Extremeely basic programming question.

Dr. Strangelove: The interface is the list of things you can do with the object without exposing its internal representation. For integers, it includes addition and incrementing up to the point you attempt to reach beyond a maximum value, which invokes overflow semantics. For floating-point numbers, it’s everything you can do without a first course in numerical analysis. It’s comprehensively broken by, for example, taking the address of the double-precision float, casting it to a pointer to unsigned char, and directly accessing the bytes which compose the numeric value.

Your list is, to some extent, a list of alternatives. For example, Haskell is strongly-typed but it allows what is essentially automatic conversion among numeric types, by allowing you to, for example, add all numeric values to each other. This gets even more complicated when you consider type signatures such as ‘Eq a => a -> a -> Bool’, which is the type signature of the == (equality test) function.

Thanks! The more I read, the more it makes sense…which isn’t to say that I’m not completely in over my head, 'cuz I am.

On the bright side, I was happy to discover that I understood what was going on in the program in post #4 of your linked thread, which certainly wouldn’t have been the case yesterday morning. Though not surprisingly, I have no idea why different languages would produce different results.

Is this really the same phenomenon, though? Scheme, for instance, has a “numeric tower”, because all integers are rationals are reals are complex. But there’s just no way to add a string to an integer without a function that does this explicitly.

Excellent example of this for me today as well…this is what I recived from a team member in response to a minor rant I e-mailed this morning:

Problem number 3: Although [projet manager (whole 'nother rant)] does have some experience in [field of discipline] most of the programmers and engineers have very little knowledge as to how [my line of work] works which makes reporting problems much more difficult because they have a hard time understanding the desired result unless it is provided in a very detailed technical document. I have spent a great deal of time over the last year + just acting as a translator between practitioner and IT engineer. Which is the role I am playing today.*

emphasis mine

nitpick: surely that should be “… the set of things you can do with the object…”

Huh, from my knowledge of C, I thought that the only “locality” that counted for variables was what function they were in. This is the first I’ve ever encountered the concept that a variable could be local to a single (compound) statement. I’ve always been taught that all type declarations should precede any executable code in a function: I guess this is just a structured programming practice, and not an actual part of the language standard?

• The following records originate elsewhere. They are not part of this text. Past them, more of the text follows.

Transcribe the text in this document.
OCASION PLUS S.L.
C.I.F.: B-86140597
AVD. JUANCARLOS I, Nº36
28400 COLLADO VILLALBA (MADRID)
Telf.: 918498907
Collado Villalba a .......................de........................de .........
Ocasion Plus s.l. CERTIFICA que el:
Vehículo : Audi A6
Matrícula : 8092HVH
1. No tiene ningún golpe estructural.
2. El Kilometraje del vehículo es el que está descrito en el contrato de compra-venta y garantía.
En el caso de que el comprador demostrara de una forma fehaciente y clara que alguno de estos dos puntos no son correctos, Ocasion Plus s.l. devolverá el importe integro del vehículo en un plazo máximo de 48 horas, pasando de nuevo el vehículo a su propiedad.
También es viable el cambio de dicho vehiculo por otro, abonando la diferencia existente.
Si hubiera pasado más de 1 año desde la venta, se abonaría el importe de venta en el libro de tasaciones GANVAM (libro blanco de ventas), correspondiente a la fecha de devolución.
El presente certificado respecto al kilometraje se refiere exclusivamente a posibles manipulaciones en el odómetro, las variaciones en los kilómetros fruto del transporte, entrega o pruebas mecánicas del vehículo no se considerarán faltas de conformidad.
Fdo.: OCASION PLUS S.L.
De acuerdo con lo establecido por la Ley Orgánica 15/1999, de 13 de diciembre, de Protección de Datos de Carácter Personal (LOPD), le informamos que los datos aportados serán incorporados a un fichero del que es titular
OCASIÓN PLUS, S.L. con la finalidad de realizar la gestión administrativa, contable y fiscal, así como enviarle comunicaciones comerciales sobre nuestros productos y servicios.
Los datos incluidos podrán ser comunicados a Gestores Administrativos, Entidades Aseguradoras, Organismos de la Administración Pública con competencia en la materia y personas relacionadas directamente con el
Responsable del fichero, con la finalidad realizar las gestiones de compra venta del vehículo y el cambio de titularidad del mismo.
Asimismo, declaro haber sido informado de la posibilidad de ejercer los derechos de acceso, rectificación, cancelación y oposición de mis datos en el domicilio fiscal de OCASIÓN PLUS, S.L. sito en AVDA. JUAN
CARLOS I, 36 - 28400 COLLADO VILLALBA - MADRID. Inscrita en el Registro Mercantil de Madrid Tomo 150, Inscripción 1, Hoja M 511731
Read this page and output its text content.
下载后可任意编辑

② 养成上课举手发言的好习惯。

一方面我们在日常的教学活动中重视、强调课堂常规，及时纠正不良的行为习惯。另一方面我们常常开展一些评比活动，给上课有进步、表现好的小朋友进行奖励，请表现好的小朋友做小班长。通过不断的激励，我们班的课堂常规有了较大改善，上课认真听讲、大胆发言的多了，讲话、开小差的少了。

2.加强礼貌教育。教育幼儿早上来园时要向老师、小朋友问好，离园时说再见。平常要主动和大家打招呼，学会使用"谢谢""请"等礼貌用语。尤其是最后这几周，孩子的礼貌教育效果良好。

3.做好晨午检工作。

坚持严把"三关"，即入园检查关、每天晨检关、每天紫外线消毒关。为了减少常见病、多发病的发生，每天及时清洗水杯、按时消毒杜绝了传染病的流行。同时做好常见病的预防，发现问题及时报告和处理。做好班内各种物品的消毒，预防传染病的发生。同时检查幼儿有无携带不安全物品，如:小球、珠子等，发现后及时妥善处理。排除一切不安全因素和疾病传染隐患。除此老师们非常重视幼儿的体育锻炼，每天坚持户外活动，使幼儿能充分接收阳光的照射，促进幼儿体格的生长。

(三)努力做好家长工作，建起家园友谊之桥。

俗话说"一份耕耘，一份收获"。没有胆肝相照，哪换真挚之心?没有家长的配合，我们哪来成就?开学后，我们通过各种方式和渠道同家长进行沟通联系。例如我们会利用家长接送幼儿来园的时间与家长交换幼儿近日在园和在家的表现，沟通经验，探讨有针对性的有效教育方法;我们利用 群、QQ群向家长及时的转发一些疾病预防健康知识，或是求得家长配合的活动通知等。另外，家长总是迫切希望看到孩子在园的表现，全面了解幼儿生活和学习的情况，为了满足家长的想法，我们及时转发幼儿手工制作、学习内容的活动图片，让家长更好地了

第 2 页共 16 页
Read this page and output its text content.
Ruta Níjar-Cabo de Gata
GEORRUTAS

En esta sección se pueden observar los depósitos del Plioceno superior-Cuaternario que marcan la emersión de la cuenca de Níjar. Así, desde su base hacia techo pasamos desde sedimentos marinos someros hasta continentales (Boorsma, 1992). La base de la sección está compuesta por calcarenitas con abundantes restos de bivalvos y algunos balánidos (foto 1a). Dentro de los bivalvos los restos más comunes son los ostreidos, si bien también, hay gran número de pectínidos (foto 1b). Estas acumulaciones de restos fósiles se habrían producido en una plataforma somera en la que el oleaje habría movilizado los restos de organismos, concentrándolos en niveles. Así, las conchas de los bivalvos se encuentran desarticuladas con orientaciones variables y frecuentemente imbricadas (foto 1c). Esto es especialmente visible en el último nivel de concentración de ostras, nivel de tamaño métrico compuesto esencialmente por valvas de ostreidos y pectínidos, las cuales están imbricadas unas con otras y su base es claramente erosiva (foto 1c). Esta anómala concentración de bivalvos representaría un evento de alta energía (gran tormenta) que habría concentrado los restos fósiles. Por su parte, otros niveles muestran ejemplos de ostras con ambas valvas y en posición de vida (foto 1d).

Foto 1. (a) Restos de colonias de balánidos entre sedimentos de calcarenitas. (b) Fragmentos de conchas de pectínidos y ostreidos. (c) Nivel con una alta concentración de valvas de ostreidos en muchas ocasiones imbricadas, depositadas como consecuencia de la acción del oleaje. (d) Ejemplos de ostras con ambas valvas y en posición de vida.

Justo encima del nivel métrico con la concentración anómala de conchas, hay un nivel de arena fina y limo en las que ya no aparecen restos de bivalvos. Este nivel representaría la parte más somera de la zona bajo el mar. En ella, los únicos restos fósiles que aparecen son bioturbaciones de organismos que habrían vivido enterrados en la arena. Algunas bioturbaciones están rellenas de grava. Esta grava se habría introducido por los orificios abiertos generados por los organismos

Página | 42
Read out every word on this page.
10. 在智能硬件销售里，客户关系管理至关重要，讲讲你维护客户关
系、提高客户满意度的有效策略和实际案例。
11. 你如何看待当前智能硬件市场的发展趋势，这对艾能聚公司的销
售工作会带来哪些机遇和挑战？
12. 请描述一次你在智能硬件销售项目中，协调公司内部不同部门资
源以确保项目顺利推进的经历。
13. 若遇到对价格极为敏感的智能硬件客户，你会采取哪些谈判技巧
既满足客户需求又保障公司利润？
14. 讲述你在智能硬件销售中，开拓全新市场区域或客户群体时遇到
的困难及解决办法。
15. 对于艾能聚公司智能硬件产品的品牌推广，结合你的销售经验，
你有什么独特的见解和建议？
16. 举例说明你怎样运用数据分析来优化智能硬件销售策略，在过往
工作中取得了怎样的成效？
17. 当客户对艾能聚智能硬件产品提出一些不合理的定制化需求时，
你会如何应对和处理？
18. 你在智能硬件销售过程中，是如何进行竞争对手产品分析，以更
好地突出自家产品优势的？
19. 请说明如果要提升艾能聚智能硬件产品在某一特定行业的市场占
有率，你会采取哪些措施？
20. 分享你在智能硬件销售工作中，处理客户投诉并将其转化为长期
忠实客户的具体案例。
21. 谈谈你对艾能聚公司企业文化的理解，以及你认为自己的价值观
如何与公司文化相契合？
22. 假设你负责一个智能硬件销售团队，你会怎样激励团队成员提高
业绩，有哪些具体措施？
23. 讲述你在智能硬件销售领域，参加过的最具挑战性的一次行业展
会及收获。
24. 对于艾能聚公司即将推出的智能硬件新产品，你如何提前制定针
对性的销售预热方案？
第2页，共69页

The block-scope variables are a new-fangled feature (though 2+ decades old by now :smack: ). I’ve never used this feature myself, preferring to write my C code the way [DEL]God[/DEL] Dennis Ritchie intended.

It does? That’s not my experience… I constantly have to manually fiddle with this (hence, fromIntegral, toRational, float2Double, etc.).

The only thing automatic I’m aware of is that many operations are polymorphic to the extent that they allow their operands to be any numeric type, so long as they’re all the same type. Mixing variables of different types in Haskell arithmetic has always been a pain, but perhaps I’m behind the times.

(cite)

Probably there have been one or two over the decades.

Then there’s IDL, from Exelis, a data plotting language I’ve used before. In IDL, the standard rule is that odd integers count as True, and even integers count as False.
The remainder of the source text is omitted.